The iphone vibrated against the marble countertop, her ex-husband's name lighting up the screen at 6:47 AM. Elena let it ring through, as she had every morning since he moved out three months ago. She stood barefoot in the kitchen, knife hovering over a papaya she'd impulsively bought at the Asian market yesterday—a gesture toward becoming someone who ate papayas, someone adventurous and whole.

Outside, Marcus was running past her window again. His rhythmic footfall on the pavement had become the metronome of her mornings this spring. She watched through the gauze curtain as his orange reflective vest flashed between the maples, like a signal flare in the gray dawn. He never looked up. She never waved.

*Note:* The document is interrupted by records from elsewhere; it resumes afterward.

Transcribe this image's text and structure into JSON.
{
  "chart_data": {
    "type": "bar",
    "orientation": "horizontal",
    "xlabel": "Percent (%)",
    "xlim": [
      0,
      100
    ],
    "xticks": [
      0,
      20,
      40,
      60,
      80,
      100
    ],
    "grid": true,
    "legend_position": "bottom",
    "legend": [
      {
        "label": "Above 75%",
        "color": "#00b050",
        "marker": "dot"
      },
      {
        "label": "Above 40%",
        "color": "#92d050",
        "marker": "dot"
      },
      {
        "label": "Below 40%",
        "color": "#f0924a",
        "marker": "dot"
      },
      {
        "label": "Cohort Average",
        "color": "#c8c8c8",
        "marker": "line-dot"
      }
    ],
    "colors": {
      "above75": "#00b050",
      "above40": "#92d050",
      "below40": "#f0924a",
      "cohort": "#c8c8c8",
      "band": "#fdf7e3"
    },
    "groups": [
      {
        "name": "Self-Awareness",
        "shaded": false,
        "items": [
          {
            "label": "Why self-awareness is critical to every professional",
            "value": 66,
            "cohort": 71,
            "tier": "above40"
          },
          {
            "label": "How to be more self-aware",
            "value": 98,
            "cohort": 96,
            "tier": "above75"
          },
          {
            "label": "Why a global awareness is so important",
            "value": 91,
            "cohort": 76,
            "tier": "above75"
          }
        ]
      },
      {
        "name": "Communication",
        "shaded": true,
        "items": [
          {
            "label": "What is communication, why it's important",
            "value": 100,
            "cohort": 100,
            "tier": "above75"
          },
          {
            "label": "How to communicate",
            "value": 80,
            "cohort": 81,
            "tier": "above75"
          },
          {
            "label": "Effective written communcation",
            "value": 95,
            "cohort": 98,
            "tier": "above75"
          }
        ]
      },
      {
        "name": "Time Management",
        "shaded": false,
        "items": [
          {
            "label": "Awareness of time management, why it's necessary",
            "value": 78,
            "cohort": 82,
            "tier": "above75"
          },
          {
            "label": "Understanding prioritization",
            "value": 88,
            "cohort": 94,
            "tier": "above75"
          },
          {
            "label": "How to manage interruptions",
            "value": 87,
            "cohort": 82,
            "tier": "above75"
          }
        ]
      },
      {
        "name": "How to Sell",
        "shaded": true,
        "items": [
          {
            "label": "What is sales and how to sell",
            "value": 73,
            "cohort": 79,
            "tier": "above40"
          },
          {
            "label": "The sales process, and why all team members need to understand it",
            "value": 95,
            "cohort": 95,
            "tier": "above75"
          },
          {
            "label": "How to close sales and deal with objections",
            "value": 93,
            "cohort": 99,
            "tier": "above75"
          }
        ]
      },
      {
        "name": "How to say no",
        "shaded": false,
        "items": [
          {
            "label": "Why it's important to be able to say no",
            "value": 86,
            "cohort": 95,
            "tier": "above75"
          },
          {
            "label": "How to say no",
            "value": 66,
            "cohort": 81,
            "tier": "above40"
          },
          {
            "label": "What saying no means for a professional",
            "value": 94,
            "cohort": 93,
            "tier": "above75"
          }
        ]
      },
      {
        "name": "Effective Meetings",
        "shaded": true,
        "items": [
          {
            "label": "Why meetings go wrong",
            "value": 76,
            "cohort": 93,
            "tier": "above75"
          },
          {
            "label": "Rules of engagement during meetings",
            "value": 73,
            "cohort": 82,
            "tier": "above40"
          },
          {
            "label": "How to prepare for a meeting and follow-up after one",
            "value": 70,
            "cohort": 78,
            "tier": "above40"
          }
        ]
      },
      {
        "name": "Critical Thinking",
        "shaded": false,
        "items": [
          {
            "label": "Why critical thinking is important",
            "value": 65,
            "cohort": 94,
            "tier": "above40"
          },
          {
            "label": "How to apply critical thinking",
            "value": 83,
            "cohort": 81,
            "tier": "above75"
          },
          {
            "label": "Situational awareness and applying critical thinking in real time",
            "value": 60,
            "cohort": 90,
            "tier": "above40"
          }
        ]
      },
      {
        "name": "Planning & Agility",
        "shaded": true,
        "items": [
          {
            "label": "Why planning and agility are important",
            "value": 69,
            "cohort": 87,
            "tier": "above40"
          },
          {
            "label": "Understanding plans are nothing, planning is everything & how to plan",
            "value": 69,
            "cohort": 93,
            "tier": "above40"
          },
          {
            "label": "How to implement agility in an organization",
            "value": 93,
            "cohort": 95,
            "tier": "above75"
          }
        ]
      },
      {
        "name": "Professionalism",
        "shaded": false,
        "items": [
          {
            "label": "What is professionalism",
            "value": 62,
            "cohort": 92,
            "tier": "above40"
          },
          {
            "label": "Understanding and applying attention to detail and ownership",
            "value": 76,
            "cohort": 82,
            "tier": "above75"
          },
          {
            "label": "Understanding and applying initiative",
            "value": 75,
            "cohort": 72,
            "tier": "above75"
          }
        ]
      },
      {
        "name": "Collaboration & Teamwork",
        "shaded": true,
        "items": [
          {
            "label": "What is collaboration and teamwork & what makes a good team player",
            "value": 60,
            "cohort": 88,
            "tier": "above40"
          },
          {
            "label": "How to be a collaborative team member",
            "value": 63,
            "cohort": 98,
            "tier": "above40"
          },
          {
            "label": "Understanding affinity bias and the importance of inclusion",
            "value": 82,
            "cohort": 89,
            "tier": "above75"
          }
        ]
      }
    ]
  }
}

She sliced through the papaya's black seeds, remembering how David used to say tropical fruit was a waste of money—too expensive, too unfamiliar, they were pear people and should accept it. That was David's philosophy about everything: know your lane, stay there, pay the mortgage on time. The papaya's flesh revealed itself surprisingly vibrant, almost luridly pink against her kitchen's beige neutrality.

Her iphone chimed again. A text this time: "Forgot my golf clubs. Can I swing by?"

Elena set down the knife. The papaya's sweetness flooded her senses—musky and unfamiliar, nothing like a pear. She typed back: "Garage code is still 1987." Then she deleted it and typed: "Left them on the porch."

Marcus ran past her window again, his orange vest fading as he turned the corner. Elena tasted the papaya, surprised by its complexity—sweet, then earthy, then something like pepper. Nothing like she expected. She took another bite, thinking about how she'd spent twenty years accepting pears when what she'd wanted was papaya. How she'd settled for a man who measured worth in stability and predictable outcomes.

The iphone vibrated with David's reply: "Thanks. Hope you're doing OK."

Elena didn't answer. She stood at the window watching the sunrise bleed orange across the sky, eating papaya with her fingers, dripping juice onto her silk pajamas. For the first time in years, she wasn't waiting for anything or anyone to tell her who she was supposed to be. Tomorrow, she decided, she'd go running herself. Maybe she'd run until she found out where Marcus turned, or maybe she'd just keep going past all the familiar streets, toward whatever came next.